Serum proteomic analysis of peripartum cardiomyopathy reveals a unique disease with distinctive dysregulation of inflammatory and cholesterol metabolism pathways

Abstract

Abstract Background: The pathophysiology of peripartum cardiomyopathy (PPCM) and its defining features when compared to other forms of cardiomyopathy remain unclear, thus limiting the development of targeted therapies.

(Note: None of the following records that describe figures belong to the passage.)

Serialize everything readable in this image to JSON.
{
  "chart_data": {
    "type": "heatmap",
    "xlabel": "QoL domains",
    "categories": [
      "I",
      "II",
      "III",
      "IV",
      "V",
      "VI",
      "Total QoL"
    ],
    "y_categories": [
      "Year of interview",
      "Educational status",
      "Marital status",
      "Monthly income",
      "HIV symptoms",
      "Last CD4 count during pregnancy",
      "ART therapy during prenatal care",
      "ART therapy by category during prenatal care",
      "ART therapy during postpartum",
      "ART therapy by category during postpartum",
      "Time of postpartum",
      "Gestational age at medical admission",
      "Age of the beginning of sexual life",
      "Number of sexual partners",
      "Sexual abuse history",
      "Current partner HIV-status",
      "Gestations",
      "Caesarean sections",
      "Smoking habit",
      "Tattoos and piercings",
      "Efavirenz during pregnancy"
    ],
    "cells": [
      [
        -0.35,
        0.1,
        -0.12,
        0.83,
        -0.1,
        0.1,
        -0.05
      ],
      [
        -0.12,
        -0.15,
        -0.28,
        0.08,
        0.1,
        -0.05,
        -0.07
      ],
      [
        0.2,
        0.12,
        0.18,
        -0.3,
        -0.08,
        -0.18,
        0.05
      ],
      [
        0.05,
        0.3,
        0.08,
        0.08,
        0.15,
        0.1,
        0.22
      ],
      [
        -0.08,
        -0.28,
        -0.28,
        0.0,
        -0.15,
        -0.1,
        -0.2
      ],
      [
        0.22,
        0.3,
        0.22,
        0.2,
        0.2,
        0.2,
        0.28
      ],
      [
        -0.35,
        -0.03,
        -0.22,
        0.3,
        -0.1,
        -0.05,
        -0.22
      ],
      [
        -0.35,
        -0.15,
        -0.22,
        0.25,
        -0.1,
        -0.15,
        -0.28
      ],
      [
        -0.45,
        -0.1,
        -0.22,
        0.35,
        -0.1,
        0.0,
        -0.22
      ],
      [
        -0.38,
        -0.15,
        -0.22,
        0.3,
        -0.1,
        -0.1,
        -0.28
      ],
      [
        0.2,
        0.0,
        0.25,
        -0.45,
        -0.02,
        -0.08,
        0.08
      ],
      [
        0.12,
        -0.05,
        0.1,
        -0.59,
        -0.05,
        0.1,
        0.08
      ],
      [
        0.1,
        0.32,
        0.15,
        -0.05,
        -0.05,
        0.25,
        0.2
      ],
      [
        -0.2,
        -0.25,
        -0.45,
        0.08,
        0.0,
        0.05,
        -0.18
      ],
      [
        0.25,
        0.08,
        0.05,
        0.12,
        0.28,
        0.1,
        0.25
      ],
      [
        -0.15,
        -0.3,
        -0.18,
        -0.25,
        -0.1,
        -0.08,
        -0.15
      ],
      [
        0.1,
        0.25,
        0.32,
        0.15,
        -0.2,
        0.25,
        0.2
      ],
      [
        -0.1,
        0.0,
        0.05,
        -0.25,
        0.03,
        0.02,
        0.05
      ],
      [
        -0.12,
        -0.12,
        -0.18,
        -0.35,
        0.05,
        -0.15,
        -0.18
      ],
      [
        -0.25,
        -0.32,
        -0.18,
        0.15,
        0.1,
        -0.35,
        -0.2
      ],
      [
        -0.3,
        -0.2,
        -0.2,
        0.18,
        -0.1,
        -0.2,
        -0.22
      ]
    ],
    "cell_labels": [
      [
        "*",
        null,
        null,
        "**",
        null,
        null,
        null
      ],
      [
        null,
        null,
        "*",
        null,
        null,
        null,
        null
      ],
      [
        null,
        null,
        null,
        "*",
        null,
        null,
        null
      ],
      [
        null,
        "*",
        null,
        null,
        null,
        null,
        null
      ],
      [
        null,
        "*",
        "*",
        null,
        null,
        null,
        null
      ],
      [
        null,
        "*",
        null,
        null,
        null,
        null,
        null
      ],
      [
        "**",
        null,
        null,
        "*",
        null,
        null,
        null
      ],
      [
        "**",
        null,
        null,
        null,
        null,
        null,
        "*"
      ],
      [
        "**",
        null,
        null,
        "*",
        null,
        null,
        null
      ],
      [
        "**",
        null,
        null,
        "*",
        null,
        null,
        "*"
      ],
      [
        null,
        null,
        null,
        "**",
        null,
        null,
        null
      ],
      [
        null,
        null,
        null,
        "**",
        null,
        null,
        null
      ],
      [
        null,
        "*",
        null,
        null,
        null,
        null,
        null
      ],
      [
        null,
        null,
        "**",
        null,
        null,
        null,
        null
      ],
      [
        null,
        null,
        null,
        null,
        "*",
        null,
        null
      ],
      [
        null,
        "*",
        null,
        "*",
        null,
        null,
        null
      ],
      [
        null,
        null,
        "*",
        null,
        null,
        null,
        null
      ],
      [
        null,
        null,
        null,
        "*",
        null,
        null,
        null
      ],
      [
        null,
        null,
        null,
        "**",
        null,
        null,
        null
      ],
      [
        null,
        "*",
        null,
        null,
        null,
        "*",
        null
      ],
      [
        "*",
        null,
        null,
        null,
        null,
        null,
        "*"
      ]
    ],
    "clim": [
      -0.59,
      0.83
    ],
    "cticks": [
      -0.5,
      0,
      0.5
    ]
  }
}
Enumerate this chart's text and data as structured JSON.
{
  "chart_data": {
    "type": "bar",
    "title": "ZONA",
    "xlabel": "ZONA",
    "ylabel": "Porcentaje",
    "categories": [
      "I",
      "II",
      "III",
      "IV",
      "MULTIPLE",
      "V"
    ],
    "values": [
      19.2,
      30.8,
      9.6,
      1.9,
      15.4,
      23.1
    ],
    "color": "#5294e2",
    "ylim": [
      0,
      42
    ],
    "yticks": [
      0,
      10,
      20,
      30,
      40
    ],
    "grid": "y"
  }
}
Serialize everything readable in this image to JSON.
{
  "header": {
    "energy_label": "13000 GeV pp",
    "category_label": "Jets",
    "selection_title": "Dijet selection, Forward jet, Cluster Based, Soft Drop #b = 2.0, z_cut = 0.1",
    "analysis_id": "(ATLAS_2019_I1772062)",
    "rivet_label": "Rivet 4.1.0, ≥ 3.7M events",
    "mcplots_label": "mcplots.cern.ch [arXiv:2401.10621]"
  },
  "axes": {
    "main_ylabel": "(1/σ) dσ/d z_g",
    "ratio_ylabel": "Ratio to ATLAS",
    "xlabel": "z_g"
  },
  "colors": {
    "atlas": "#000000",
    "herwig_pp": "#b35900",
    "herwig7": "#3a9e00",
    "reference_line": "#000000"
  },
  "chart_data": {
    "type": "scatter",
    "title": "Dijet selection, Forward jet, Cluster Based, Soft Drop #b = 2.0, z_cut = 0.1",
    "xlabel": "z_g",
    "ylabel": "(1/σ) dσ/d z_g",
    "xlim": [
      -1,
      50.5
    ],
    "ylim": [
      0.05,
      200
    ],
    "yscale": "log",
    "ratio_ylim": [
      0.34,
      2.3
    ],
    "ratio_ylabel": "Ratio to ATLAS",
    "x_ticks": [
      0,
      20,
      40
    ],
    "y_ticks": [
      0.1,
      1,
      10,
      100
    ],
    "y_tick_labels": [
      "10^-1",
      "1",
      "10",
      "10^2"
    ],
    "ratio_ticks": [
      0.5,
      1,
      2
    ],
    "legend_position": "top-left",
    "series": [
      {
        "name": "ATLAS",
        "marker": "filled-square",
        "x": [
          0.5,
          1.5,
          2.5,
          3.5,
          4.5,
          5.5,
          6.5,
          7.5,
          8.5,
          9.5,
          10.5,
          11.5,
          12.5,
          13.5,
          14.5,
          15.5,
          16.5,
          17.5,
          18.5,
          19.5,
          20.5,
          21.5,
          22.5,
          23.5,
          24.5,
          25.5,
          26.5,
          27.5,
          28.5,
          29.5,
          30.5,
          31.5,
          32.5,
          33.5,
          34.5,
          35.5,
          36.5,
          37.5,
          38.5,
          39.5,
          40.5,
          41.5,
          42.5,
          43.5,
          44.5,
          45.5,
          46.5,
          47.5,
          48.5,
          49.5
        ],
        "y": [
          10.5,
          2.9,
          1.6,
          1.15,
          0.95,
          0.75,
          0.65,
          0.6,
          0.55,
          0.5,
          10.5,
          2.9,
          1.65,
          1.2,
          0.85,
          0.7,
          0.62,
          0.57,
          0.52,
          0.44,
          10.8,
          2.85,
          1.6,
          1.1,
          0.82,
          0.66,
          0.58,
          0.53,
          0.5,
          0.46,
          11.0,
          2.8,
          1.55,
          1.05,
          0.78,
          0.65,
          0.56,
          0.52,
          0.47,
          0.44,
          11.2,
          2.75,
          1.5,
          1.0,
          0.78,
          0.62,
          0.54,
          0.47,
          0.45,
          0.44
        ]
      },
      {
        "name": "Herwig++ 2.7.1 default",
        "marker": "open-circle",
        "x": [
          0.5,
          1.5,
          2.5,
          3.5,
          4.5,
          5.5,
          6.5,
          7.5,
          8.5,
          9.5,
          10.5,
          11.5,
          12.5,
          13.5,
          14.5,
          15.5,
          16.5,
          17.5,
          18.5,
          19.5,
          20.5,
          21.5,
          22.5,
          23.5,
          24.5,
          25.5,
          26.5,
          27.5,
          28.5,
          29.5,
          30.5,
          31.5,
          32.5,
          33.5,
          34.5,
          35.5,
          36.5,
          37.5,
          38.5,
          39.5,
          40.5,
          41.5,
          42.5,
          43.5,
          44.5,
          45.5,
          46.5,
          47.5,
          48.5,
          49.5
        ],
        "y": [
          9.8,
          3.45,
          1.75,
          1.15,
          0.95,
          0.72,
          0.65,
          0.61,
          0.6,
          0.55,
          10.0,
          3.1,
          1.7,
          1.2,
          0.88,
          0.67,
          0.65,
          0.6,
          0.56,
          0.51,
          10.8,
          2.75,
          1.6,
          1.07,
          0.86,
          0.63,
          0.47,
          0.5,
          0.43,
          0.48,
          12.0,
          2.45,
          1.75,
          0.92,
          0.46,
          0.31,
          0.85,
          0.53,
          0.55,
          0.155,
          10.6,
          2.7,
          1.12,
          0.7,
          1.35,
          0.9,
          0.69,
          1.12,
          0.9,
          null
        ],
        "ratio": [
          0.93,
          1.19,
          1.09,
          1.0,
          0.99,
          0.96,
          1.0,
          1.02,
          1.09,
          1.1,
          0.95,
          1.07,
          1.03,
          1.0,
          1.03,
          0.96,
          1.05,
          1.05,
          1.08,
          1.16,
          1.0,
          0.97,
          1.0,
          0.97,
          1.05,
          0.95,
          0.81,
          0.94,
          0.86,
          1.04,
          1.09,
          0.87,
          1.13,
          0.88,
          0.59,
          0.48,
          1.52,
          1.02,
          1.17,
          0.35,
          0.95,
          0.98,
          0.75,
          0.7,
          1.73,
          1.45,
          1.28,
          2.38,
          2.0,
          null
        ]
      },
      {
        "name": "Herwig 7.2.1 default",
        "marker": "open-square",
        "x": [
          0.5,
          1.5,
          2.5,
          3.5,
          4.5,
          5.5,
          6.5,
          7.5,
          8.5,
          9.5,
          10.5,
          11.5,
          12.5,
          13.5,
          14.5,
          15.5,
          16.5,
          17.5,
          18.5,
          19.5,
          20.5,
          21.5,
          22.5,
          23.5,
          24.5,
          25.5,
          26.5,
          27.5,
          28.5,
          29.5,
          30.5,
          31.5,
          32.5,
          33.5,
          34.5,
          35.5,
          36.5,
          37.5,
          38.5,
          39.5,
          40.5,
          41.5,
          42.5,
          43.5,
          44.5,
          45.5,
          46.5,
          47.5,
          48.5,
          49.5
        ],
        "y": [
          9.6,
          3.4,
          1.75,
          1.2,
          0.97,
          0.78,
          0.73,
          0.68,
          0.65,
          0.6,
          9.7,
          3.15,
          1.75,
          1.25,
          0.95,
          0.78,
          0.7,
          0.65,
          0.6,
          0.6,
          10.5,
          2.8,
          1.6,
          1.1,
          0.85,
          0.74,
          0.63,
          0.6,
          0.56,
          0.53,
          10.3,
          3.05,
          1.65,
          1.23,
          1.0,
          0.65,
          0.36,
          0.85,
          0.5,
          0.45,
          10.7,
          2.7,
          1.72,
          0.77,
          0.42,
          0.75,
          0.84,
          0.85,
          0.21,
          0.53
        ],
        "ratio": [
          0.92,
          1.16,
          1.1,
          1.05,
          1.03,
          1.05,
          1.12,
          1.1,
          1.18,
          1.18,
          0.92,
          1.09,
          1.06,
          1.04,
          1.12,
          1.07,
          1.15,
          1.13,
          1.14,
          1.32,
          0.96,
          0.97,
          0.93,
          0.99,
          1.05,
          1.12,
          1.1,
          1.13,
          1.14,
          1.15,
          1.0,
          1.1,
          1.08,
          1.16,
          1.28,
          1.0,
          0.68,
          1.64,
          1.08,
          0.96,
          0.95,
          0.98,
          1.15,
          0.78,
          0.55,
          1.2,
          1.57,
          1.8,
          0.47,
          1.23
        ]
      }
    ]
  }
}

Methods: To address this knowledge gap, we utilized a systems biology approach and performed high-throughput aptamer-based proteomic analysis (SOMAscan 7K) of serum samples from women with PPCM (n = 67) or non-peripartum cardiomyopathy (NPCM, n = 31), and age-matched peripartum and non-peripartum healthy women (n = 10 each). Samples were obtained from the Investigation in Pregnancy-Associated Cardiomyopathy and the Intervention in Myocarditis and Acute Cardiomyopathy studies. Comparative analyses were performed based on the presence of cardiomyopathy and peripartum status. Results: Principal component analysis revealed distinct proteomic signatures of PPCM, NPCM, and each healthy control group (p<0.00001 for all pairwise comparisons). Comparative analyses of PPCM and NPCM identified hundreds of differentially expressed serum proteins before and after normalization to healthy controls. Pathway enrichment analyses of proteins differentially expressed in PPCM highlighted dysregulation of several biological pathways related to inflammation and cholesterol metabolism, including upregulation of the anti-inflammatory liver-X receptor/retinoid X receptor (LXR/RXR) pathway. Conclusions: Serum proteomic profiling of PPCM indicates that PPCM is a unique disease entity characterized by the dysregulation of pro-inflammatory and cholesterol metabolism-related anti-inflammatory pathways. These pathways may represent potential novel therapeutic targets in PPCM.